On m’avait dit de lui que c’était l’un des jeunes chefs « les plus inventifs » de Québec. Pourtant, la première fois que je lui ai parlé, François Blais m’a dit d’entrée de jeu : « En cuisine, on n’a plus rien à inventer. »
J’en conviens. Depuis des siècles et des siècles qu’on rôtit, mijote, braise, saisit, mitonne, assaisonne, fricasse, flambe, rissole ou grille des viandes, des poissons, des légumes, des herbes, des fruits, des graines et des épices, tout a déjà été fait par quelqu’un quelque part. Mais pour le premier chef de Panache, le restaurant de la magnifique Auberge Saint-Antoine, à Québec, ce n’est pas une raison pour s’encroûter dans la tradition.
Preuve en est le menu qu’il a imaginé pour L’actualité en hommage au 400e anniversaire de sa ville. « Des perdrix, il y en avait partout dans les bois en 1608. Du cerf, qu’on appelle à tort “chevreuil”, on en mangeait ici il y a 400 ans. Le chou, c’est connu depuis 5 000 ans. Les baies de genièvre, ça fait Noël. Un bouilli, c’est un clin d’œil à la tradition du pot-au-feu. » Mais les recettes de notre chef (il vous les offre à www.lactualite.com) ont un supplément d’âme, surtout quand on les déguste à sa table. « Ma cuisine doit rappeler au client quelque chose de sa vie, sauf que mon bouilli doit être meilleur que le meilleur de ses souvenirs. »

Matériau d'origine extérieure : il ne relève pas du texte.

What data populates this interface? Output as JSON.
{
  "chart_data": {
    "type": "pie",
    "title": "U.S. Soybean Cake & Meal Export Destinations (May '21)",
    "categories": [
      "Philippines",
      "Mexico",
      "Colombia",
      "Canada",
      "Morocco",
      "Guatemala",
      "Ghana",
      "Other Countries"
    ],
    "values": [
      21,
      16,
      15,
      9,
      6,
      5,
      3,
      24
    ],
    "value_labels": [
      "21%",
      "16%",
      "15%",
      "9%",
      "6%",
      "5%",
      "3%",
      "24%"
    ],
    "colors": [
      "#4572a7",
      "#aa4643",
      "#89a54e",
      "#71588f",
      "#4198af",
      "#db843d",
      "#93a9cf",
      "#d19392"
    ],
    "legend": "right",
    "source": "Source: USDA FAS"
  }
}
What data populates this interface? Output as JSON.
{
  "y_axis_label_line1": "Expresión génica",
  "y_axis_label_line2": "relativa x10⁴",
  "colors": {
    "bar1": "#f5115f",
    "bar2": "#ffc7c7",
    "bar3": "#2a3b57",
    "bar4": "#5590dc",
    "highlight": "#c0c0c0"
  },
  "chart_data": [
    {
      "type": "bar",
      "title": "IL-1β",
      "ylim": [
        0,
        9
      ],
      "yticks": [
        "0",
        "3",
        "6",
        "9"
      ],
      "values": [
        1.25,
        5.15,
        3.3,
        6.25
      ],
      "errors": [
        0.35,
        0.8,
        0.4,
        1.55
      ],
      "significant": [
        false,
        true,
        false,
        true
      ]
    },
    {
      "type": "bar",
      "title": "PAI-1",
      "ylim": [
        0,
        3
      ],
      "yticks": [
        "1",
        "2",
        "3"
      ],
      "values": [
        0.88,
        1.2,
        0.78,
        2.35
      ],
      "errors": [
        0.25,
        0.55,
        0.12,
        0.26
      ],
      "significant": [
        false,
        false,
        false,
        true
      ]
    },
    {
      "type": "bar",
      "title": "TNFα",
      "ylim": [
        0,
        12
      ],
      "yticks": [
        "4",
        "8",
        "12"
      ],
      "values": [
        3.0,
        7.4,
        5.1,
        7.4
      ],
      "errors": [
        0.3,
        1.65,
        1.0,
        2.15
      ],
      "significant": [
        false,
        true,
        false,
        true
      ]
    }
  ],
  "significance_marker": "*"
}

Né dans la banlieue de Québec il y a 34 ans, François Blais a déjà 20 ans de restauration dans la peau. « Je ne sais pas si c’est une vocation, mais j’ai toujours fait ça », me raconte-t-il en éminçant le chou qui accompagnera sa perdrix et en surveillant des lardons qui dorent dans le beurre. Le voir ainsi à ses fourneaux, précis, attentif, déployant un talent apparemment naturel, est un véritable régal. Pourtant, ce premier chef vient de loin. « J’ai commencé à la plonge à 14 ans, la fin de semaine. J’ai ensuite été commis débarrasseur de tables dans une brasserie. Et je suis entré en cuisine vers 17 ans : j’étais nul, je faisais tout brûler ! »
Nul, peut-être. Mais décidé, assurément. Il retourne en salle, cette fois comme serveur. Puis, il rencontre au Cactus le chef qui va le marquer, Francis Côté, « motivé et motivant ». Celui-ci lui apprendra les bases du métier, notamment en le faisant participer à l’ouverture d’un restaurant. Il est au début de la vingtaine. C’est décidé, il sera cuisinier.
Pourtant, il a encore bien des choses à apprendre. Entre autres, qu’il lui faut… apprendre. « Je frappais à la porte des meilleurs restaurants et l’on me disait toujours non, parce que je n’avais pas suivi de cours. » Il s’inscrit donc au centre de formation professionnelle Fierbourg, à Québec, où il rencontre d’autres modèles : Jean-Claude Crouzet, qui était passé chez Serge Bruyère, et Richard Duchesneau, chargé du cours de cuisine avancée. Après un programme intensif d’un an, il a son diplôme en poche et peut enfin commencer sa carrière. Il n’a pas 25 ans.